Interpretation
Our findings are not in concordance with what has been reported in the
early series of deliveries among COVID-19 infected women. Indeed,
caesarean section rate ranges from 86% to 91% in the earlier series of
cases(6,11). In a multicentre
study(11) from China including 99 deliveries, the
caesarean section rate was 86%, mostly for maternal pneumonia (39%),
although only in 7% of them it was severe. In a systematic
review(6) including 86 births mainly from China, but
also from USA, Sweden and Corea, a caesarean section was performed in
91% of the deliveries, and fetal distress was found a main contributor
to this exceedingly high rate. We found an overall caesarean section
rate of 34%, which is in keeping with the one reported in two more
recent retrospective multicentre studies, one in New-York involving 18
deliveries(18) and the other in Northern Italy with
42(19) (caesarean section rate of 42% and 43%,
respectively). Also in agreement with our results, both studies found
overall good maternal and neonatal outcomes. In fact, the caesarean rate
observed in our cohort after excluding those women who were delivered
preterm because of worsening of maternal respiratory status, was similar
(4/18, 22.2%) to our baseline caesarean rate expected as a tertiary
center (25.8%). Therefore, our findings support current recommendations
on that the mode of delivery in respiratory stable women should be taken
depending on obstetric conditions.
It could also be argued that concerns on the risk of vertical
transmission during vaginal delivery may have contributed to these
initially reported increased rates of caesarean section. However, in
previous epidemics of other coronavirus diseases, SARS and MERS,
vertical transmission was not confirmed although the evidence against
relies on a limited number of small series(20). It is
well known that vaginal route increases the risk of transmission through
cervical and vaginal contaminated secretions, as in the case of herpes
simplex or HIV viruses. However, SARS-CoV-2 is a respiratory virus that
mainly replicates in the respiratory tract and it has not been detected
in genital secretions(21) . Another potential way of
intrapartum transmission could be through contaminated stool since
SARS-CoV-19 RNA has been isolated from feces, but those are probably not
infectious forms of the virus(22). Bloodstream
transplacental transmission during uterine life or through placental
disruption at the time of delivery is also very unlikely, given that
viremia is uncommon. A single positive RNA-PCR reported case in amniotic
fluid in a 32 weeks preterm newborn delivered by caesarean section at
the time of very severe maternal infection could correspond to a true
vertical transmission secondary to a high maternal viremia or
inflammatory placental abnormality in this critically ill mother.

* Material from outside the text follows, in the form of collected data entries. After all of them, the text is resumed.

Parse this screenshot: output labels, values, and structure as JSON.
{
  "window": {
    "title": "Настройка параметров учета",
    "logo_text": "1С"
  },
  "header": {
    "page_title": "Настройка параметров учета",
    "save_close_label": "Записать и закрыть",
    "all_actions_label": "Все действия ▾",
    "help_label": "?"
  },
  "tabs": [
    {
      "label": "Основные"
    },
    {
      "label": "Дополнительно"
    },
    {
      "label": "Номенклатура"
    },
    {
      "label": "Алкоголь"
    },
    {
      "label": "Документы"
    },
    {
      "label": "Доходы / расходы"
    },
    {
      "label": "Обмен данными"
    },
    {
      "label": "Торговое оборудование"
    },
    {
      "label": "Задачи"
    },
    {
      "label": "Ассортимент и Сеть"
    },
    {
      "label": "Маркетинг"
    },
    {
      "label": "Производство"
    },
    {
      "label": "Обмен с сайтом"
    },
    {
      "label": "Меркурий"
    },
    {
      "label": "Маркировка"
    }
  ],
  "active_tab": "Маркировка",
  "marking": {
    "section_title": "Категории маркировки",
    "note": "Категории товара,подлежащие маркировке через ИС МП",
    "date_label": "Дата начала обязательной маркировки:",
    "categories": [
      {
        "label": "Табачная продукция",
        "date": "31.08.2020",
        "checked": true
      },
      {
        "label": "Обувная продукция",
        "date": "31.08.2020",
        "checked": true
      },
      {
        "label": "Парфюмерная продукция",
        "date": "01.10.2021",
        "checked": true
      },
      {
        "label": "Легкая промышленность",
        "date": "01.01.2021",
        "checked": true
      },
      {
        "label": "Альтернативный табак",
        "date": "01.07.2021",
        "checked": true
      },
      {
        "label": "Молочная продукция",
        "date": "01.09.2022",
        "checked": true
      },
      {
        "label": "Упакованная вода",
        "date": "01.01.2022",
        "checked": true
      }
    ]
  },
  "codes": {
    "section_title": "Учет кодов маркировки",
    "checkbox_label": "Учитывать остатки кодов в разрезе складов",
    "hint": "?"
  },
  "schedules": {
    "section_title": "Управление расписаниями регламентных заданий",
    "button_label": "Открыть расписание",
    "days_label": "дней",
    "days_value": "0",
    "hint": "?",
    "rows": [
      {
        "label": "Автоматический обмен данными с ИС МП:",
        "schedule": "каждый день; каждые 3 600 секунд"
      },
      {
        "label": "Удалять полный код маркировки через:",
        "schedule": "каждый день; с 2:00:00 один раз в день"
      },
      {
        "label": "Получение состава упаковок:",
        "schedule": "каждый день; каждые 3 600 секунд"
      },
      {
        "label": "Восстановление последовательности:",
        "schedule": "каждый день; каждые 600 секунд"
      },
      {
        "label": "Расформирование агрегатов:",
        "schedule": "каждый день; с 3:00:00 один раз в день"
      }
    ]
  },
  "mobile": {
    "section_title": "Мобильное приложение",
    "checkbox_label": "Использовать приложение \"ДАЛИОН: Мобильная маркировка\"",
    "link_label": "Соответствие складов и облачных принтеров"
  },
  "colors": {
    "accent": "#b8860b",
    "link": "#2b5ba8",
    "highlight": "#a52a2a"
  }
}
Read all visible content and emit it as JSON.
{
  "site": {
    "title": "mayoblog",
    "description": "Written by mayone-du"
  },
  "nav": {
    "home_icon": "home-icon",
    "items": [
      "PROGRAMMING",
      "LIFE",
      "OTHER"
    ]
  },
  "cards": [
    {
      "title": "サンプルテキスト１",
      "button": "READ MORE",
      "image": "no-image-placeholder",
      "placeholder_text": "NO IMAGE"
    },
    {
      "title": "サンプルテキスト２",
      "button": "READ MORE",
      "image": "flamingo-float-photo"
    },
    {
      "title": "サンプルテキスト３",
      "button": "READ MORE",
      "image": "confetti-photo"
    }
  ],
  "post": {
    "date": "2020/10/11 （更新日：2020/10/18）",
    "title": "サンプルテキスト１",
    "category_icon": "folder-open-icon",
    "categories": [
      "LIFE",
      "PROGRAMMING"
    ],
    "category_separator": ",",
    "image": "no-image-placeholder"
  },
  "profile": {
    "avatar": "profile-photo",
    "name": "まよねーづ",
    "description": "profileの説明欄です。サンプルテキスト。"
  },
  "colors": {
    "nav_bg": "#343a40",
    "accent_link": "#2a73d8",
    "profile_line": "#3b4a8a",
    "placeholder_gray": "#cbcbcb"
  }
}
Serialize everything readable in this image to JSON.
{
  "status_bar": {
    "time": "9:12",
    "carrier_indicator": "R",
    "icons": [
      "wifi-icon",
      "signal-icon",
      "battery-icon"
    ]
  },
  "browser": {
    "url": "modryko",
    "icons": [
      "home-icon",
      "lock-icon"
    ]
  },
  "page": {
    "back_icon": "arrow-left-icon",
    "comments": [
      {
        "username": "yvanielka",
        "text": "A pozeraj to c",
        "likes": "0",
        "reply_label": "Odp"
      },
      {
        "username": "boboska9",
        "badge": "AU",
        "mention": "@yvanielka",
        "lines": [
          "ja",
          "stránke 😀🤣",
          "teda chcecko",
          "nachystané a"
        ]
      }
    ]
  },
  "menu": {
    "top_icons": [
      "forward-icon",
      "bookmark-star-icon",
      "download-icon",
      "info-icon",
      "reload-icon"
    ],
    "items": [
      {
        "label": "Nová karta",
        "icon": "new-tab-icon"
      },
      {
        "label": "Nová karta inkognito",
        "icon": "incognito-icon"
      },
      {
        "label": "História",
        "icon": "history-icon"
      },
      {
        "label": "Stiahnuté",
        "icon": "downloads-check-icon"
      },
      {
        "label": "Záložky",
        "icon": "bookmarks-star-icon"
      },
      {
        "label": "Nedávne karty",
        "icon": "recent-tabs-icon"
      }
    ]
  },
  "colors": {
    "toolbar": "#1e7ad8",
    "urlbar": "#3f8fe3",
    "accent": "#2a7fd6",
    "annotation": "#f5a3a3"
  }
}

However, since amniotic fluid was collected for testing during the
caesarean section, maternal contamination could not be
excluded(10). Early-onset symptoms in the newborn, and
negative PCR at birth, but positive some days after, also suggests a
true vertical transmission, although horizontal or iatrogenic
transmission could not be discarded. Moreover, 2 articles reporting 3
neonates from mothers with COVID-19 and positive IgM
antibodies(23)(24) is also of concern, given that IgM
antibodies do not cross the placenta and are of fetal origin. However,
IgM antibodies assays have false positives, and the tests performed in
these studies lacked standardization(25).
In our study, in which newborns were swabbed in the first 48 hours of
life, we did not observe any positive RT-PCR in nasopharyngeal samples
irrespectively of the way of delivery. Likewise, Yan et al. in the
largest series reported so far described negative results of neonatal
SARS-CoV-2 PCR in all 86 tested cases(11). In the ten
samples of amniotic fluid and cord blood tested, they could not
demonstrate the presence of SARS-CoV-2. As far as we know there are no
reported positive newborns after vaginal deliveries. These findings
suggest that vaginal delivery is associated with a low risk of
intrapartum SARS‐Cov‐2 transmission to the newborn.